Dies ist bei der Tätigkeit von Kommissionären, die es gem. § 383 Abs. 1 HGB gewerbsmäßig übernommen haben, in vom Kommittenten zur Verfügung gestellten Filialen bestimmte Produkte für Rechnung des Kommittenten in eigenem Namen zu verkaufen, der Fall. Auch für den Fall der Verpachtung von Verkaufsstellen an Personen, die keine Angestellten des Unternehmens sind, sondern auf Provisionsbasis im Rahmen einer selbstständigen und eigenverantwortlichen Handelsvertretertätigkeit u.a. Produkte des Unternehmens veräußern sowie Eigengeschäfte ausführen, hat der Senat entschieden, dass der verpachtete Geschäftsbetrieb und nicht etwa der Verpächter als steuerbegünstigtes Unternehmen i.S. des § 2 Nr. 4 StromStG anzusehen ist. Eine Steuerentlastung jedoch nicht in den Fällen nicht in Betracht, in denen ein Unternehmen des Produzierenden Gewerbes auf dem eigenen Betriebsgelände einem anderen Unternehmen Strom zur Verfügung stellt, damit Mitarbeiter dieses Unternehmens im Rahmen eines Werkvertrags einen Teil der Produktion übernehmen.

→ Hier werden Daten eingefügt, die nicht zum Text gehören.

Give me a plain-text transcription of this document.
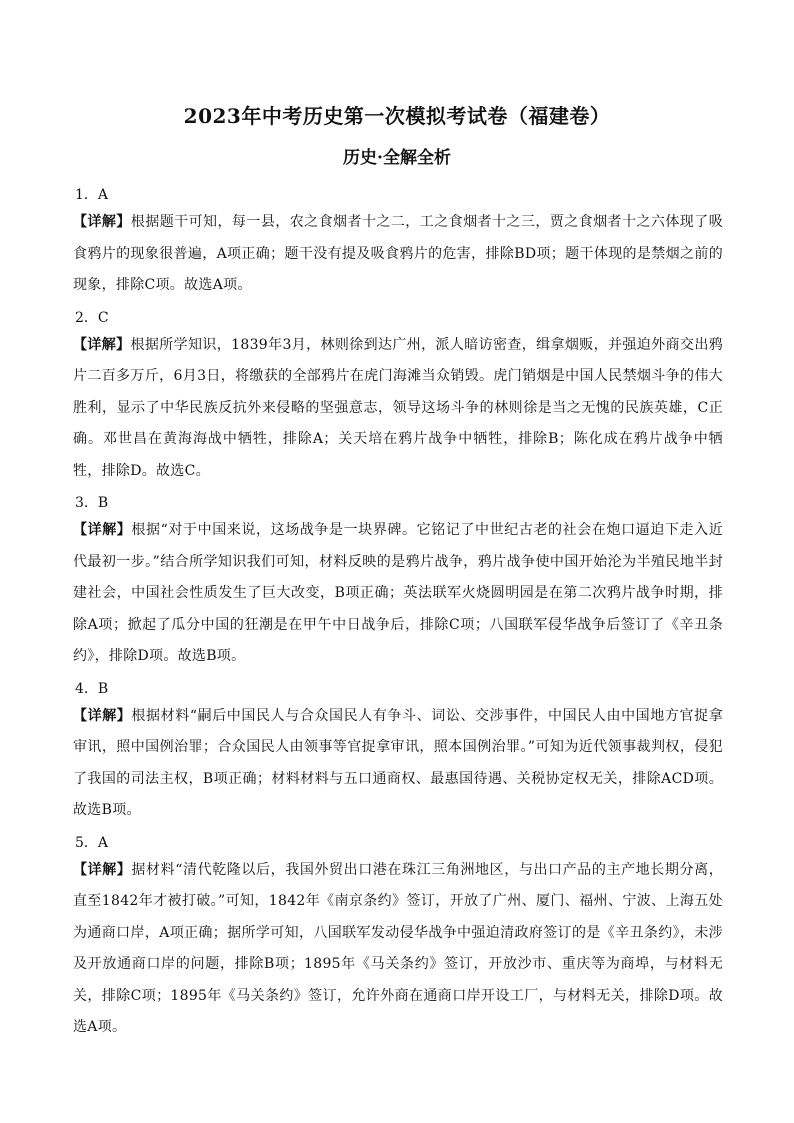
2023年中考历史第一次模拟考试卷（福建卷）
历史·全解全析

1．A

【详解】根据题干可知，每一县，农之食烟者十之二，工之食烟者十之三，贾之食烟者十之六体现了吸食鸦片的现象很普遍，A项正确；题干没有提及吸食鸦片的危害，排除BD项；题干体现的是禁烟之前的现象，排除C项。故选A项。

2．C

【详解】根据所学知识，1839年3月，林则徐到达广州，派人暗访密查，缉拿烟贩，并强迫外商交出鸦片二百多万斤，6月3日，将缴获的全部鸦片在虎门海滩当众销毁。虎门销烟是中国人民禁烟斗争的伟大胜利，显示了中华民族反抗外来侵略的坚强意志，领导这场斗争的林则徐是当之无愧的民族英雄，C正确。邓世昌在黄海海战中牺牲，排除A；关天培在鸦片战争中牺牲，排除B；陈化成在鸦片战争中牺牲，排除D。故选C。

3．B

【详解】根据“对于中国来说，这场战争是一块界碑。它铭记了中世纪古老的社会在炮口逼迫下走入近代最初一步。”结合所学知识我们可知，材料反映的是鸦片战争，鸦片战争使中国开始沦为半殖民地半封建社会，中国社会性质发生了巨大改变，B项正确；英法联军火烧圆明园是在第二次鸦片战争时期，排除A项；掀起了瓜分中国的狂潮是在甲午中日战争后，排除C项；八国联军侵华战争后签订了《辛丑条约》，排除D项。故选B项。

4．B

【详解】根据材料“嗣后中国民人与合众国民人有争斗、词讼、交涉事件，中国民人由中国地方官捉拿审讯，照中国例治罪；合众国民人由领事等官捉拿审讯，照本国例治罪。”可知为近代领事裁判权，侵犯了我国的司法主权，B项正确；材料材料与五口通商权、最惠国待遇、关税协定权无关，排除ACD项。故选B项。

5．A

【详解】据材料“清代乾隆以后，我国外贸出口港在珠江三角洲地区，与出口产品的主产地长期分离，直至1842年才被打破。”可知，1842年《南京条约》签订，开放了广州、厦门、福州、宁波、上海五处为通商口岸，A项正确；据所学可知，八国联军发动侵华战争中强迫清政府签订的是《辛丑条约》，未涉及开放通商口岸的问题，排除B项；1895年《马关条约》签订，开放沙市、重庆等为商埠，与材料无关，排除C项；1895年《马关条约》签订，允许外商在通商口岸开设工厂，与材料无关，排除D项。故选A项。
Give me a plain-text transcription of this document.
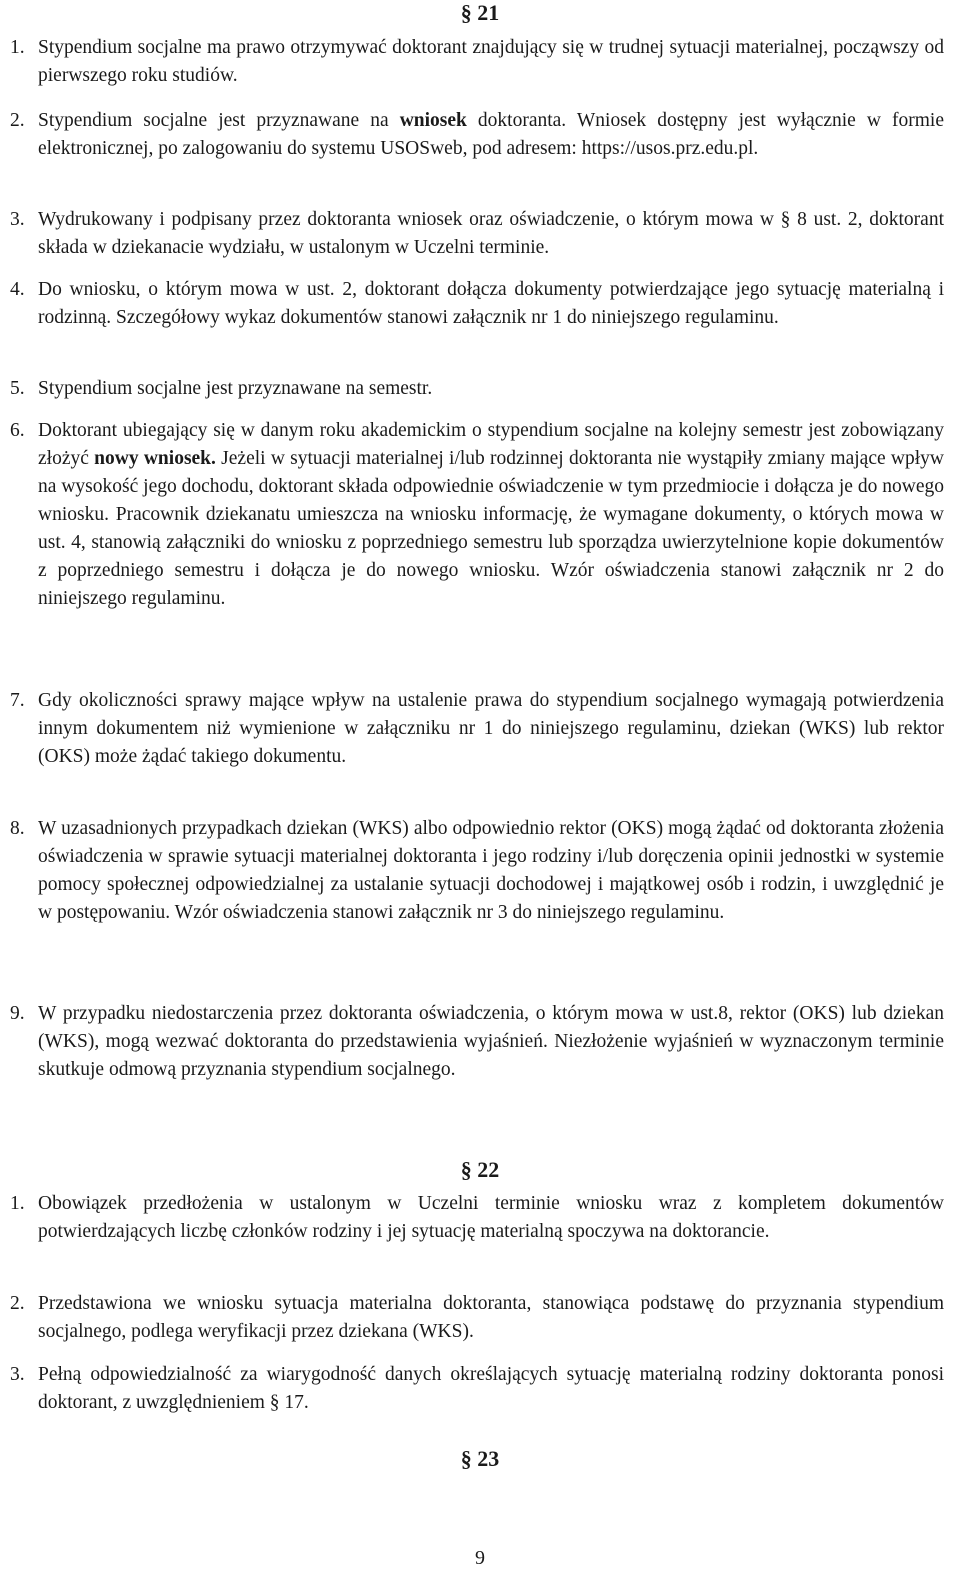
§ 21
1. Stypendium socjalne ma prawo otrzymywać doktorant znajdujący się w trudnej sytuacji materialnej, począwszy od pierwszego roku studiów.
2. Stypendium socjalne jest przyznawane na wniosek doktoranta. Wniosek dostępny jest wyłącznie w formie elektronicznej, po zalogowaniu do systemu USOSweb, pod adresem: https://usos.prz.edu.pl.
3. Wydrukowany i podpisany przez doktoranta wniosek oraz oświadczenie, o którym mowa w § 8 ust. 2, doktorant składa w dziekanacie wydziału, w ustalonym w Uczelni terminie.
4. Do wniosku, o którym mowa w ust. 2, doktorant dołącza dokumenty potwierdzające jego sytuację materialną i rodzinną. Szczegółowy wykaz dokumentów stanowi załącznik nr 1 do niniejszego regulaminu.
5. Stypendium socjalne jest przyznawane na semestr.
6. Doktorant ubiegający się w danym roku akademickim o stypendium socjalne na kolejny semestr jest zobowiązany złożyć nowy wniosek. Jeżeli w sytuacji materialnej i/lub rodzinnej doktoranta nie wystąpiły zmiany mające wpływ na wysokość jego dochodu, doktorant składa odpowiednie oświadczenie w tym przedmiocie i dołącza je do nowego wniosku. Pracownik dziekanatu umieszcza na wniosku informację, że wymagane dokumenty, o których mowa w ust. 4, stanowią załączniki do wniosku z poprzedniego semestru lub sporządza uwierzytelnione kopie dokumentów z poprzedniego semestru i dołącza je do nowego wniosku. Wzór oświadczenia stanowi załącznik nr 2 do niniejszego regulaminu.
7. Gdy okoliczności sprawy mające wpływ na ustalenie prawa do stypendium socjalnego wymagają potwierdzenia innym dokumentem niż wymienione w załączniku nr 1 do niniejszego regulaminu, dziekan (WKS) lub rektor (OKS) może żądać takiego dokumentu.
8. W uzasadnionych przypadkach dziekan (WKS) albo odpowiednio rektor (OKS) mogą żądać od doktoranta złożenia oświadczenia w sprawie sytuacji materialnej doktoranta i jego rodziny i/lub doręczenia opinii jednostki w systemie pomocy społecznej odpowiedzialnej za ustalanie sytuacji dochodowej i majątkowej osób i rodzin, i uwzględnić je w postępowaniu. Wzór oświadczenia stanowi załącznik nr 3 do niniejszego regulaminu.
9. W przypadku niedostarczenia przez doktoranta oświadczenia, o którym mowa w ust.8, rektor (OKS) lub dziekan (WKS), mogą wezwać doktoranta do przedstawienia wyjaśnień. Niezłożenie wyjaśnień w wyznaczonym terminie skutkuje odmową przyznania stypendium socjalnego.
§ 22
1. Obowiązek przedłożenia w ustalonym w Uczelni terminie wniosku wraz z kompletem dokumentów potwierdzających liczbę członków rodziny i jej sytuację materialną spoczywa na doktorancie.
2. Przedstawiona we wniosku sytuacja materialna doktoranta, stanowiąca podstawę do przyznania stypendium socjalnego, podlega weryfikacji przez dziekana (WKS).
3. Pełną odpowiedzialność za wiarygodność danych określających sytuację materialną rodziny doktoranta ponosi doktorant, z uwzględnieniem § 17.
§ 23
9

Infolgedessen handelte es sich bei den hier vorliegenden Agenturpartnern, die für die Klägerin als selbständige Handelsvertreter tätig sind, um Unternehmen i.S.d. § 2 Nr. 4 StromStG, denen die Stromentnahme auch zuzurechnen ist. Schließlich hat die Klägerin ihnen die von ihr eingerichteten Filialen gegen Zahlung einer umsatzabhängigen Vergütung zum eigenverantwortlichen Betrieb überlassen. Unerheblich war, ob sich die als Agenturverträge bezeichneten vertraglichen Vereinbarungen rechtlich als reine Pachtverträge qualifizieren lassen. Entscheidend für die stromsteuerrechtliche Beurteilung des Streitfalls ist vielmehr die rechtliche Selbständigkeit der Agenturpartner i.S.d. § 2 Nr. 4 StromStG und der Umstand, dass der Strom von den Betreibern der Filialen zur Ausführung der vertraglich geschuldeten Tätigkeiten entnommen wird.